A district court that chooses to seal court records must set forth specific findings and conclusions “which justify nondisclosure to the public.” Id. (quoting Brown & Williamson, 710 F.2d at 1176). Failure to adequately explain the Court’s reasons— including why the interests supporting nondisclosure are compelling, why the interests supporting access are less so, and why the seal itself is no broader than necessary—is grounds to vacate an order to seal. Id.

III. ANALYSIS Defendants seek to file under seal Plaintiff’s prior settlement agreement with Selene and OWS, and an unredacted transcript of Plaintiff’s deposition testimony which refers to provisions of the settlement agreement. (Doc. 36 at 1). A redacted version of the deposition testimony is already on the record. (Doc. 35). The settlement agreement,

which was Exhibit 14 to the deposition, is withheld in full. (Doc. 35-14). The Court has not seen it. Defendants’ sole argument for sealing these documents is that the agreement “contains express confidentiality restrictions and should not be publicly available pursuant to the document’s terms.” (Doc. 36 at 1). That is not enough. A “confidentiality agreement between the parties does not bind the court in any way.”
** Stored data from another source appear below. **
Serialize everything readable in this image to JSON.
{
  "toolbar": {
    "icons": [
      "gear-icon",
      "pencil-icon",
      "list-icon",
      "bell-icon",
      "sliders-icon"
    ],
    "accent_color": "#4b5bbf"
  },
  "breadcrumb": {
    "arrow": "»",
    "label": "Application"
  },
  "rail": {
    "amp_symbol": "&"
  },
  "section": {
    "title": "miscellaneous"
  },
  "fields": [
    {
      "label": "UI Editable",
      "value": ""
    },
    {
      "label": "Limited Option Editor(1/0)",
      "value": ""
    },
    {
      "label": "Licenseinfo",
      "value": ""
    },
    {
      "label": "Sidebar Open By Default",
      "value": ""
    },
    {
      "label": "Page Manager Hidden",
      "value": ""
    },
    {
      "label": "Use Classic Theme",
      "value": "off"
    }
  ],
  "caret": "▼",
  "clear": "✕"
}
Brown & Williamson Tobacco Corp. v. F.T.C., 710 F.2d 1165, 1180 (6th Cir. 1983). Nor is it, without more, a “compelling” reason to seal the document. Rudd Equip. Co., Inc. v. John Deere Constr. & Forestry Co., 834 F.3d 589, 593 (6th Cir. 2016). Defendants have presented no argument about the degree of the public’s interest in accessing the settlement agreement. And, without more details about the settlement, the

Court cannot conclude that the public’s interest in access to the settlement agreement would be minimal.